Le message a été bien entendu si l’on en juge par la présence de six acteurs chinois dans le top 10, tandis que la China National Petroleum Corp n’est plus qu’à un millier de brevets de Panasonic. 

Dans les 150 premiers au classement, notons la 15e place de Microsoft (32.173), la 24e d’Intel (25.784); la 31e d’Alphabet (22.822), avec une autre présence dans le classement avec Amazon.com (64e avec 12.484); la 37e place d’Apple (20.491) ou encore la 140e place de Meta (5.976).

Le premier européen est le groupe allemand Robert Bosch, à la 12e place. Volkswagen est 35e et Philips 40e.

La part de la Chine dans les brevets internationaux est passée de 16% en 2010 à 49% en 2020, s’était déjà ému, fin janvier, , soulignant que la part des États-Unis pendant cette période est passée de 15% à 10%, celle du Japon de 35% à 15%, et la part des pays de l’Union européenne de 12% à 8%.

Les 11 domaines de recherche à suivre

Si le poids de la Chine ne fait que s’accentuer, c’est que l’Empire du Milieu a commencé à méthodiquement regarder toutes les technologies de la planète et tous les brevets, pour juger de la pertinence de compléter son propre écosystème.

Dans le Research Fronts de 2021, qu’elle publie avec Clarivate, l’Académie chinoise des sciences met l’accent sur 11 domaines de recherche entre plus de 12.000 depuis 2015 qui, selon elle, ont le meilleur potentiel à venir.

«Nous tirerons parti de nos ressources de recherche pour effectuer une meilleure analyse prospective de la percée scientifique et technologique clé de la Chine qui pourrait affecter l’avenir du monde, ainsi que pour mieux soutenir le plan stratégique de la Chine en matière d’innovation scientifique et technologique», y explique le vice-président de la CAS, Gao Hongjun. 

Ses concurrents aux avant-postes de la recherche (les États-Unis, le Royaume-Uni, l’Allemagne, l’Italie, la France, l’Australie, le Canada, l’Espagne et les Pays-Bas) sont prévenus.
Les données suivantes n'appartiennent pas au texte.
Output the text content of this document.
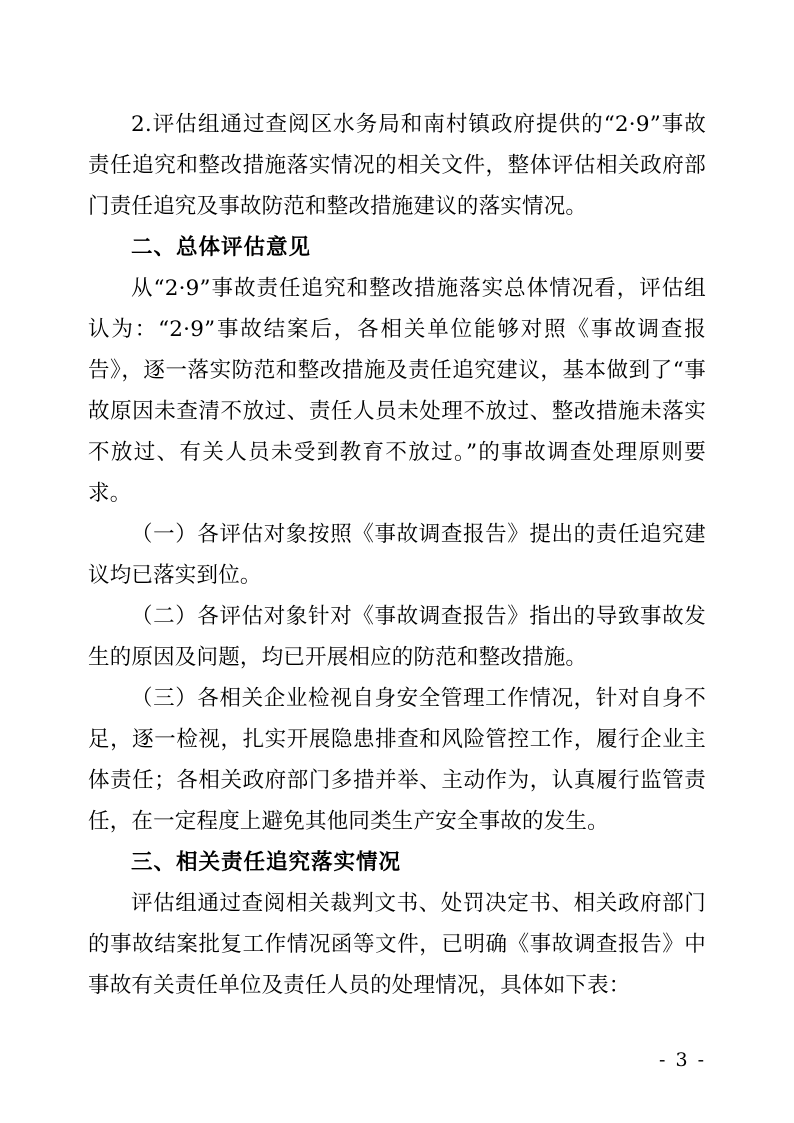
2.评估组通过查阅区水务局和南村镇政府提供的“2·9”事故责任追究和整改措施落实情况的相关文件，整体评估相关政府部门责任追究及事故防范和整改措施建议的落实情况。

二、总体评估意见

从“2·9”事故责任追究和整改措施落实总体情况看，评估组认为：“2·9”事故结案后，各相关单位能够对照《事故调查报告》，逐一落实防范和整改措施及责任追究建议，基本做到了“事故原因未查清不放过、责任人员未处理不放过、整改措施未落实不放过、有关人员未受到教育不放过。”的事故调查处理原则要求。

（一）各评估对象按照《事故调查报告》提出的责任追究建议均已落实到位。

（二）各评估对象针对《事故调查报告》指出的导致事故发生的原因及问题，均已开展相应的防范和整改措施。

（三）各相关企业检视自身安全管理工作情况，针对自身不足，逐一检视，扎实开展隐患排查和风险管控工作，履行企业主体责任；各相关政府部门多措并举、主动作为，认真履行监管责任，在一定程度上避免其他同类生产安全事故的发生。

三、相关责任追究落实情况

评估组通过查阅相关裁判文书、处罚决定书、相关政府部门的事故结案批复工作情况函等文件，已明确《事故调查报告》中事故有关责任单位及责任人员的处理情况，具体如下表：

- 3 -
Où va se jouer la guerre maintenant que la Chine a structuré sa marche en avant, assure un soutien très net au monde de la recherche et a mappé l’écosystème mondial? Réponse: dans l’attractivité des talents.

«Le maintien de voies pour les talents étrangers et l’offre d’opportunités éducatives aux étudiants internationaux sont essentiels pour soutenir la main-d’œuvre STEM [science, technologie, ingénierie et mathématiques]», concluent les auteurs du rapport américain, non sans souligner que si la Chine était sur le point de rattraper les États-Unis en nombre de doctorats décernés en sciences et en ingénierie, de nombreuses lacunes, régionales, démographiques ou sociales, retardent son rattrapage.